If the probability is greater than .05, we are going to stick with the empty model, and just assume that there is no real difference between the means of the three groups. But if p < .05, it means that we can be confident that the three group means are not equal to each other. It does not tell us, however, which of the three group means are likely to differ, and which might not differ. It only tells us that the three have a less than .05 chance of being exactly the same as each other.

Simple Effects Tests

It might be good enough just to know that the complex model, the one that includes Height3Group, is significantly better than the empty model. But sometimes we want to know more than that. We want to know which of the three groups, specifically, differ from each other statistically, and which do not.

To figure this out we need to do three model comparisons, each designed to test the difference between pairs of the three groups.

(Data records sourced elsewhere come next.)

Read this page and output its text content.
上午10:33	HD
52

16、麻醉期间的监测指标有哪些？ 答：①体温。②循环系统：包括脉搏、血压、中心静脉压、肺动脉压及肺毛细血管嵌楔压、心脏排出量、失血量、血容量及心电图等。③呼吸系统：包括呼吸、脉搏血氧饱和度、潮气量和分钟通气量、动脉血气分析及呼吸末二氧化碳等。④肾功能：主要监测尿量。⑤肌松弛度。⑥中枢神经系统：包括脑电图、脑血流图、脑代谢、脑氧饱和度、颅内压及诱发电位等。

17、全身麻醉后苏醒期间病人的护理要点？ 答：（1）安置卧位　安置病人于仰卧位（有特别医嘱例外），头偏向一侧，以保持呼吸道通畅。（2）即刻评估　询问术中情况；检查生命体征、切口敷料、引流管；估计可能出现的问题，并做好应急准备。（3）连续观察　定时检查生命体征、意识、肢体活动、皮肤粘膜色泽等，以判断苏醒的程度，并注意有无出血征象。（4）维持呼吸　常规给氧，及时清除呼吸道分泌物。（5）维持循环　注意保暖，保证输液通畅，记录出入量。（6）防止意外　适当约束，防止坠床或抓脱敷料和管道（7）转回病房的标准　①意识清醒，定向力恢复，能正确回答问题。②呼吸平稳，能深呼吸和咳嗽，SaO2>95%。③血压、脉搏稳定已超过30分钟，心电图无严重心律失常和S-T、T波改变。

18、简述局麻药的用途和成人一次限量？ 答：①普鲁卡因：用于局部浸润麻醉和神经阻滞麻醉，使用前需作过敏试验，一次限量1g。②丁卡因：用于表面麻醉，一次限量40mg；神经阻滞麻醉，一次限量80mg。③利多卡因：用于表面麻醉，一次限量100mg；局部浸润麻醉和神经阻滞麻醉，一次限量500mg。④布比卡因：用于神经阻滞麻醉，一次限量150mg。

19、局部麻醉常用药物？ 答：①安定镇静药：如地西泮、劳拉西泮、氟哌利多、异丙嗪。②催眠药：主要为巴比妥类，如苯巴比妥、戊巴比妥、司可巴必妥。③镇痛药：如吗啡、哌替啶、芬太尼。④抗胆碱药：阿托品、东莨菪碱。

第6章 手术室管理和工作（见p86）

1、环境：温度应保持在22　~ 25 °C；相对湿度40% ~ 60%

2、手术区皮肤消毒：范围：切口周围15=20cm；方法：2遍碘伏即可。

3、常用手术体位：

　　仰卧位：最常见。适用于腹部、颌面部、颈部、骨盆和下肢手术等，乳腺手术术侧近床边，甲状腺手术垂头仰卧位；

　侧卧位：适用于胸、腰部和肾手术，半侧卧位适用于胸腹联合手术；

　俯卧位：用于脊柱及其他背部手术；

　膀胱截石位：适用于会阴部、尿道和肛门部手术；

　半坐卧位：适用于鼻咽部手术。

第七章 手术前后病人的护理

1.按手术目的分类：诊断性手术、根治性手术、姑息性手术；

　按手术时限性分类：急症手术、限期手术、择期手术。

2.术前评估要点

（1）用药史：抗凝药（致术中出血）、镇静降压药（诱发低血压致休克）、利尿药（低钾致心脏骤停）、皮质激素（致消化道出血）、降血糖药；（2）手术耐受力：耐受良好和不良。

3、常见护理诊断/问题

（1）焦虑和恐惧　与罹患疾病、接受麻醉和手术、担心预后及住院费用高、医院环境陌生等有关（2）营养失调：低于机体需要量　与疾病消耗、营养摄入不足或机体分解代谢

In the case of Height3Group, we would need to compare: 1) a model in which short versus medium people have different thumb lengths to one where they are the same (the empty model); 2) another in which medium versus tall people have different thumb lengths; and 3) a model in which tall versus short people have different thumb lengths.

The models being compared in all three cases would be represented the same way:

1. $$Y_{i}=b_{0}+e_{i}$$

2. $$Y_{i}=b_{0}+b_{1}X_{i}+e_{i}$$

In other words, we would be doing three separate two-group comparisons. Each comparison would yield a separate F statistic, which we could compare to the appropriate F distribution.